Ogni passo della sua crescita è stato una piccola grande conquista: “Sono cresciuta tra casa e scuola, stavo spesso con i nonni, non avevo molti hobby, mi piaceva immergermi nel mondo della Disney e, come ogni bambina, guardavo tutte le principesse. Quel mio essere sulle nuvole – racconta ancora Maria Teresa – non mi faceva, però, a differenza degli altri bambini, vedere con chiarezza, ad esempio, quello che volevo fare da grande, gli altri sapevano già da piccoli cosa volevano diventare, chi il medico, chi l'avvocato, beh io non ne avevo idea. Una delle poche attività che potevo fare da piccola era la danza e quindi sognavo di diventare una ballerina, ma anche in quel caso, i rapporti con le mie compagne di danza non erano buoni, le vedevo ballare benissimo, mi sembravano degli idoli come quelli della televisione e così, nella danza, non sono mai riuscita a combinare nulla di buono”.

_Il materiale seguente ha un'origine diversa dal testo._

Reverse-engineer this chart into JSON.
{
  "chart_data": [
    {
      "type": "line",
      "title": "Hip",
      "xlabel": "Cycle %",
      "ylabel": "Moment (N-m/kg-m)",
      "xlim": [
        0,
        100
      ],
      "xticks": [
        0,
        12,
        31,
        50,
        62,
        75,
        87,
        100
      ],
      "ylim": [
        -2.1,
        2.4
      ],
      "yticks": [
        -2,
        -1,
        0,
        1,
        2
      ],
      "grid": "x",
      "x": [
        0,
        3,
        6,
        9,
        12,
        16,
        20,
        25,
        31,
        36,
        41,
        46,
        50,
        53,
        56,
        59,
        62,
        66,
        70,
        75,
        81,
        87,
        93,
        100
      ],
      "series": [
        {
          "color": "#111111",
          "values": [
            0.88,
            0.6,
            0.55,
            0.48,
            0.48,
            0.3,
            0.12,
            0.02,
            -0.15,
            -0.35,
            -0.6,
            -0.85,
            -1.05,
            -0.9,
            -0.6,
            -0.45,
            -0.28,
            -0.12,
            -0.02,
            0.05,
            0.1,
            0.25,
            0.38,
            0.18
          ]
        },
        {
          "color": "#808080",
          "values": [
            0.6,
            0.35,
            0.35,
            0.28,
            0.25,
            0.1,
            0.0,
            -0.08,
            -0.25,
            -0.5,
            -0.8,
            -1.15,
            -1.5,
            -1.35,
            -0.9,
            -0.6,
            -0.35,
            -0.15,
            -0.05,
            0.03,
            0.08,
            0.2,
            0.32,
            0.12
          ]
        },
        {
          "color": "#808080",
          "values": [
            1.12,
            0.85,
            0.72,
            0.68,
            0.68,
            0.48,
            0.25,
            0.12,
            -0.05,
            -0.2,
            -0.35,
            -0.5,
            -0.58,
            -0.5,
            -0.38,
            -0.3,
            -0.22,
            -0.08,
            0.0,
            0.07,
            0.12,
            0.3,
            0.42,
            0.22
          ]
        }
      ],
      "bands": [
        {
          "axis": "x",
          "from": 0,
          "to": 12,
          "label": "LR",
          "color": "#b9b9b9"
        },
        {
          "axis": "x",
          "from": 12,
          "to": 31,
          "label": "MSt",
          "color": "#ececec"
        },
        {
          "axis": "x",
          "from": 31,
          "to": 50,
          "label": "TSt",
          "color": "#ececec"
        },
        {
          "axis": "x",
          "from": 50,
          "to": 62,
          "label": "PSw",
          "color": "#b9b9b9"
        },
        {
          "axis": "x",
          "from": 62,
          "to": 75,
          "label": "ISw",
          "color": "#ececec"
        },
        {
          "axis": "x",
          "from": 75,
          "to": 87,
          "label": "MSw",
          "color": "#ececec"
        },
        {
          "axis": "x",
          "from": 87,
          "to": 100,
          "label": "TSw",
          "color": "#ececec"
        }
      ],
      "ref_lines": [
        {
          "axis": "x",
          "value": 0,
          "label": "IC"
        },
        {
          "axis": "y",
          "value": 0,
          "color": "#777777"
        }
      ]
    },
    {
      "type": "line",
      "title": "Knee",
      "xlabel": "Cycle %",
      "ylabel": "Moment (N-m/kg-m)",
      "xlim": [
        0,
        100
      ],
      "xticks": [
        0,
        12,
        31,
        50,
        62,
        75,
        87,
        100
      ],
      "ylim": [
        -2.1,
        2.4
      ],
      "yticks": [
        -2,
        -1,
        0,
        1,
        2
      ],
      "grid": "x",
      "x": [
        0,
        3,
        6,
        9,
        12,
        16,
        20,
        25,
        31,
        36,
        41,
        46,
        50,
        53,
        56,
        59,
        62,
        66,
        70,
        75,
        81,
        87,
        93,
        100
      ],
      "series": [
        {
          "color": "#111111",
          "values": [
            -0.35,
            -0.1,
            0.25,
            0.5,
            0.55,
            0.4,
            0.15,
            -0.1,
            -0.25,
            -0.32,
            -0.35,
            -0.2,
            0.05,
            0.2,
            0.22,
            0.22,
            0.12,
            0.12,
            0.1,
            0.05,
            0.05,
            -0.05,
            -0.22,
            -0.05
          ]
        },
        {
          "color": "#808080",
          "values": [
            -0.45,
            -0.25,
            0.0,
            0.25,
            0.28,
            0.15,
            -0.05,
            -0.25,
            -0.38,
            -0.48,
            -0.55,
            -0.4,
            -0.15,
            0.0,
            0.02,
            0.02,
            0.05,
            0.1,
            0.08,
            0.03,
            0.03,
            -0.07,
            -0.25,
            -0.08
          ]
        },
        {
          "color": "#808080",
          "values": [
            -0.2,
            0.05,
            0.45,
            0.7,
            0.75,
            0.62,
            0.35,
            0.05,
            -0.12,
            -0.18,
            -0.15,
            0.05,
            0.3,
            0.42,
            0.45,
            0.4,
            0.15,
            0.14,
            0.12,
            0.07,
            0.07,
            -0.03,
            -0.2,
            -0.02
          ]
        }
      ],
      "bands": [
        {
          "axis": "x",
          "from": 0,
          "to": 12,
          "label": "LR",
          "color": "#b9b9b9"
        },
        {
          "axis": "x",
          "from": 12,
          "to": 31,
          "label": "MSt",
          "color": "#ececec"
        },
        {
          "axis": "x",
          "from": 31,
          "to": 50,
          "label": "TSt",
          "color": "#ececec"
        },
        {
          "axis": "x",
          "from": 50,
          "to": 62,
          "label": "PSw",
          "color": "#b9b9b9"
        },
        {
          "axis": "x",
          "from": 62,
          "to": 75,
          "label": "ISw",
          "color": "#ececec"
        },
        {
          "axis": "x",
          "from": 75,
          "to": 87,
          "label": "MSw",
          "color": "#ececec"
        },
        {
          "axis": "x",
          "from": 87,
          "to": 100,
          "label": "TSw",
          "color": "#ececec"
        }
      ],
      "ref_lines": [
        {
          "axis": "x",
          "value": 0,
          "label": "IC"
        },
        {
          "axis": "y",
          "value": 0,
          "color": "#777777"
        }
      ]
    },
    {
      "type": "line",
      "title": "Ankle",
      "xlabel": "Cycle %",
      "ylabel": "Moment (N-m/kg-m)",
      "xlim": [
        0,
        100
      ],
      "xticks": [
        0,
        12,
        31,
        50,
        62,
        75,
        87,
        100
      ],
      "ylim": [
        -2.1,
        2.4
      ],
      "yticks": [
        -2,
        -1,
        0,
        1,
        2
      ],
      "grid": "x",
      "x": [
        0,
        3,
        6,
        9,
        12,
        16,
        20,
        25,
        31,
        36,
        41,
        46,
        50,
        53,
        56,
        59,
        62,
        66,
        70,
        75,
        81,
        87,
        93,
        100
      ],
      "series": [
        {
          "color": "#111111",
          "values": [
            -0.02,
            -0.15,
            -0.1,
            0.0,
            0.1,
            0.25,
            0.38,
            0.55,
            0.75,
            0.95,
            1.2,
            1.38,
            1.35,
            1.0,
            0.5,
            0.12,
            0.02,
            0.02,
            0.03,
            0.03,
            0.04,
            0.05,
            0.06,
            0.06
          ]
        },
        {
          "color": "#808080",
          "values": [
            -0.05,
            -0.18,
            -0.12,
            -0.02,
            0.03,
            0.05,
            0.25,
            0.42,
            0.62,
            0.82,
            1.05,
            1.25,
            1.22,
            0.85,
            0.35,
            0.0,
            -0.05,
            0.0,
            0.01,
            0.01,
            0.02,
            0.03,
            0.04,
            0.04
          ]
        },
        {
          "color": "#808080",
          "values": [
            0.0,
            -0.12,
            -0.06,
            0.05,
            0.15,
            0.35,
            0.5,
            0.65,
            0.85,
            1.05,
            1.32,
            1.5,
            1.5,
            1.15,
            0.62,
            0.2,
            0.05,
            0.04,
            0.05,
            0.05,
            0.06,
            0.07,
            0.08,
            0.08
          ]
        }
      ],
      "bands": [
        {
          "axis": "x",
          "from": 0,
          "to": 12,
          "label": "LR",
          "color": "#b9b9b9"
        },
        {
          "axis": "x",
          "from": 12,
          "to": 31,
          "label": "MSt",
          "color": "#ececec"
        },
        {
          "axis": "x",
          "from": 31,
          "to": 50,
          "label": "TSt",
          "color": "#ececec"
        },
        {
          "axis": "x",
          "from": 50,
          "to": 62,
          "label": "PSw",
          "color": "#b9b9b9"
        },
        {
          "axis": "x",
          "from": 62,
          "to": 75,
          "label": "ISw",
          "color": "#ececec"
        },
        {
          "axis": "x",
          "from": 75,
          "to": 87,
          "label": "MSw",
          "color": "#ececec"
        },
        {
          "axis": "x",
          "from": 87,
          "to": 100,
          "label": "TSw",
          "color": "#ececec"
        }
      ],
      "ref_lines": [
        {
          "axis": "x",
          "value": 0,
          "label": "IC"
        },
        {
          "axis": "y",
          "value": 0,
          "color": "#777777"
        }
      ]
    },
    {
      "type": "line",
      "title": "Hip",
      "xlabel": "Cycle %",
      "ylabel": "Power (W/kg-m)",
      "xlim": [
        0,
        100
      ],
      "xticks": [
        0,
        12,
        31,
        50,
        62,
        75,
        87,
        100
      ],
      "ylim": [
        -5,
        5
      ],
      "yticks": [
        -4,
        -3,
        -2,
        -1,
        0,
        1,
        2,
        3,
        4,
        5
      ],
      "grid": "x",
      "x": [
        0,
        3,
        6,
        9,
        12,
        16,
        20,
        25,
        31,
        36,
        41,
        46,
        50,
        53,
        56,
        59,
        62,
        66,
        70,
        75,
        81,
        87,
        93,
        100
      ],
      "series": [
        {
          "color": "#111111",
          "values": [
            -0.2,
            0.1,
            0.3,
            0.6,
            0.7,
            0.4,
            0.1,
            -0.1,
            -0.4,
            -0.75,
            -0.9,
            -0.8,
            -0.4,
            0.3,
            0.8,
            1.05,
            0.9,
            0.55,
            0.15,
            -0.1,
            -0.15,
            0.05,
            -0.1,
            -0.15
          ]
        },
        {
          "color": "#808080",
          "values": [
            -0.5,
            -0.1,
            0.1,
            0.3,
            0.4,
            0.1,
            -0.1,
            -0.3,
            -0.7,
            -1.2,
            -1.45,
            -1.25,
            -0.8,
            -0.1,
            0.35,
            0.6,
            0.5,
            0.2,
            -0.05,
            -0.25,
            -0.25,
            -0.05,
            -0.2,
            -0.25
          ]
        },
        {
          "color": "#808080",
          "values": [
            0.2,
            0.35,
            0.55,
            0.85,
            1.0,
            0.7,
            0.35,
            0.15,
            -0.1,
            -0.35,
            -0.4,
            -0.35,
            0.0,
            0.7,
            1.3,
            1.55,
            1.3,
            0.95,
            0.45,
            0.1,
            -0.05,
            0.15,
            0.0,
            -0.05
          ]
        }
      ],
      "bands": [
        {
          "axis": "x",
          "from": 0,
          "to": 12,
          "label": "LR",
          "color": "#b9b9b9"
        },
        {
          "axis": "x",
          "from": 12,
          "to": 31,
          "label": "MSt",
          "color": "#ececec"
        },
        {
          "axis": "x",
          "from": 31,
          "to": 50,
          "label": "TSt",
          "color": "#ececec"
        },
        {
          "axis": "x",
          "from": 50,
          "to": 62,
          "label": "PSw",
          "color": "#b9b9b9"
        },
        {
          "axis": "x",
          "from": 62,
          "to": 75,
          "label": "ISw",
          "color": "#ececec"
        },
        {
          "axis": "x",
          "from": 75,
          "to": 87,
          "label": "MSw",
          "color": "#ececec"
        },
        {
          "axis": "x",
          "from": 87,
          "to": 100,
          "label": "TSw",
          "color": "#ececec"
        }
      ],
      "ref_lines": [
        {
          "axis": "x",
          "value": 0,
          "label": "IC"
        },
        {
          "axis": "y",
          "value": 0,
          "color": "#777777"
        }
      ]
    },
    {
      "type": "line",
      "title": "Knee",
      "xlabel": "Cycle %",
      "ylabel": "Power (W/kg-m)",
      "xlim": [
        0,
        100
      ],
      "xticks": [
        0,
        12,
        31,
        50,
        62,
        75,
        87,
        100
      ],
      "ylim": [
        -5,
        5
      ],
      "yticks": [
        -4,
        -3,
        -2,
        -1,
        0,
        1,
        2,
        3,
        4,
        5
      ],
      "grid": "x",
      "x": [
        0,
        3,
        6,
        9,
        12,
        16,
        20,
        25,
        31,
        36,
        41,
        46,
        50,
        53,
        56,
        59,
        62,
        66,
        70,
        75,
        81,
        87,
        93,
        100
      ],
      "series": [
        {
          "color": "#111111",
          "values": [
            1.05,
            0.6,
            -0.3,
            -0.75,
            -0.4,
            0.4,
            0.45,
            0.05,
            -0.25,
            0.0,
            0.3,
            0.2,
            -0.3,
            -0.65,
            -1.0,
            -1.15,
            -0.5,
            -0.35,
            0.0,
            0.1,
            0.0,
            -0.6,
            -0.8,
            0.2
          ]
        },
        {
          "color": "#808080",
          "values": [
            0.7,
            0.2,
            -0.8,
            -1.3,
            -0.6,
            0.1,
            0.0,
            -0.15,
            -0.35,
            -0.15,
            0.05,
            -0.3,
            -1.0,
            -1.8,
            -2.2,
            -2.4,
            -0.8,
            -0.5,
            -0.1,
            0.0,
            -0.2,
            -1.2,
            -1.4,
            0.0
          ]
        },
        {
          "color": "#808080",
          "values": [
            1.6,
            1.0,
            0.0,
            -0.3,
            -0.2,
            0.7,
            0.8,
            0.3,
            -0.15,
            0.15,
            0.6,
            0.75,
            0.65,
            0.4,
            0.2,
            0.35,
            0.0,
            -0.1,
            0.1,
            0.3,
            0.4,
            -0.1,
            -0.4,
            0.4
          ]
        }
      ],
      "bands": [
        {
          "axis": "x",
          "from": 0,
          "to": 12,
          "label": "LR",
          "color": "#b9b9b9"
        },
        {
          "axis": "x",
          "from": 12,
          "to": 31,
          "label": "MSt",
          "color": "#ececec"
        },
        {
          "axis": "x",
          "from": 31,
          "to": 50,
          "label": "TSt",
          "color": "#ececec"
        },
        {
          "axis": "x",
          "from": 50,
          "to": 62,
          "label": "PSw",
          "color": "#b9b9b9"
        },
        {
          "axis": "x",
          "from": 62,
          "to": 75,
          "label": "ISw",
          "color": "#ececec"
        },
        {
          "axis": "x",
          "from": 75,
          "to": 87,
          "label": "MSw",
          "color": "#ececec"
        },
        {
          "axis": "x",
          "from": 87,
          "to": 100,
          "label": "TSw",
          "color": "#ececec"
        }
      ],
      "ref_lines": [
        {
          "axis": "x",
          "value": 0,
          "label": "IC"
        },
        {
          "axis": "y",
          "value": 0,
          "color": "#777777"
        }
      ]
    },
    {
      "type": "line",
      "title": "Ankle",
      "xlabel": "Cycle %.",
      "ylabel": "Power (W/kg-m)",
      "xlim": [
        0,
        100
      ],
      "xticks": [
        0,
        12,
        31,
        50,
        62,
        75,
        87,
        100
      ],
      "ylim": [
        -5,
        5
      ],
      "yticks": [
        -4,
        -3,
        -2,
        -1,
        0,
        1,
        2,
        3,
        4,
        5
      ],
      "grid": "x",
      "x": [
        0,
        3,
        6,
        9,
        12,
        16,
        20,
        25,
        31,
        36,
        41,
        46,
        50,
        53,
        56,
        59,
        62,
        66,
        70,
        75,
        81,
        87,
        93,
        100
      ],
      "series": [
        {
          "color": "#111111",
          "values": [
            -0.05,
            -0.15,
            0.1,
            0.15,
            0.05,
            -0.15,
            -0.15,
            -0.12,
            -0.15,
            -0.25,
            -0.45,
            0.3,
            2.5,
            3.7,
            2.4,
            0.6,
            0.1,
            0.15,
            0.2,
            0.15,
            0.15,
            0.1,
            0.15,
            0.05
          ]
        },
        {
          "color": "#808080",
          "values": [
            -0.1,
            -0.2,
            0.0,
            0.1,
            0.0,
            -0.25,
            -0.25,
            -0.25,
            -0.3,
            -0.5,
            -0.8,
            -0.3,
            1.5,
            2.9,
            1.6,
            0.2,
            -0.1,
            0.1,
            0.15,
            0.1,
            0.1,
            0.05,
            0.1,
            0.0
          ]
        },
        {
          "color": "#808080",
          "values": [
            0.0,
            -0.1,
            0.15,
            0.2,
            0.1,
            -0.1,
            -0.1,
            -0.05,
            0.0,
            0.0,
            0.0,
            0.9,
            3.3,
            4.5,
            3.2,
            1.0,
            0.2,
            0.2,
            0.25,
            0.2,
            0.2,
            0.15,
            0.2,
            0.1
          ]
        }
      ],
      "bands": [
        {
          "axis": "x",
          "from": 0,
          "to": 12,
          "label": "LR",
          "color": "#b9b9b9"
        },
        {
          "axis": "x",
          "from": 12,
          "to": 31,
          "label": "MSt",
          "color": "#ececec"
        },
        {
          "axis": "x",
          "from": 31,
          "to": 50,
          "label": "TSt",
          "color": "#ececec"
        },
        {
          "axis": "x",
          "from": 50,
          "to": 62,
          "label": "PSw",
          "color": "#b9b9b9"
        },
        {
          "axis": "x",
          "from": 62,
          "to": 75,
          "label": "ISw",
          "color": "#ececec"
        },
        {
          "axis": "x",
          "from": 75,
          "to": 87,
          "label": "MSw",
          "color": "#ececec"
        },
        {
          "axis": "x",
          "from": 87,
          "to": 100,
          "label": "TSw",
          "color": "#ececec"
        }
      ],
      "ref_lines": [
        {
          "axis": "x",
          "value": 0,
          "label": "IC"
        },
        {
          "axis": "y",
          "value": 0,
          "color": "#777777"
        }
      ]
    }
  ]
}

Dopo la scuola superiore, per due anni, Maria Teresa è rimasta a Messina: “Non sapevo cosa volevo dalla vita, ho capito solo che non volevo studiare legge, avevo iniziato, ma non era quella la mia strada, poi con il tempo la voglia di raggiungere l'obiettivo è stata fortissima e quando ci sono riuscita è stata una grande soddisfazione, anche perché passare da una scuola privata in cui ti senti protetta a una realtà pubblica non è stato facile. All'inizio mi sono trovata male, spaesata, ho pensato molte volte di fallire, con il tempo e il grande aiuto dei miei genitori sono andata avanti, da sola, penso, che non ci sarei mai riuscita. Sono stati il mio punto di forza e nonostante i batti becchi che ci sono, come in ogni famiglia, loro sono la mia forza. Non glielo dico mai e spesso ci litigo, perché sono una persona molto determinata e quando voglio una cosa la attengo a tutti i costi, ma sicuramente senza di loro non sarei dove sono adesso”.
Maria Teresa, al di là dell'obiettivo raggiunto, oggi sa anche qual è la sua strada: vuole diventare un'assistente sociale. Desiderio e destino l'hanno riportata a Roma dove, per la prima volta, è stata salvata. Adesso vive da sola e sta frequentando un altro corso di laurea in Programmazione e gestione delle politiche e dei servizi sociali.
“Ho visto una serie tv, parlava di una donna con il cappotto rosso che cercava di salvare il mondo, proprio come Wonder Woman – racconta - so che il mondo degli assistenti sociali è difficile e duro, soprattutto se sei una persona empatica, come lo sono io, bisogna avere la forza di risolvere i problemi degli altri con tutte le proprie forze E io che già di mio vorrei fare “l’impossibile”, spero di riuscirci, con le giuste regole e le misure, affinché gli altri possano stare bene come lo sono stata io, perché la vita mi ha dato una seconda possibilità”.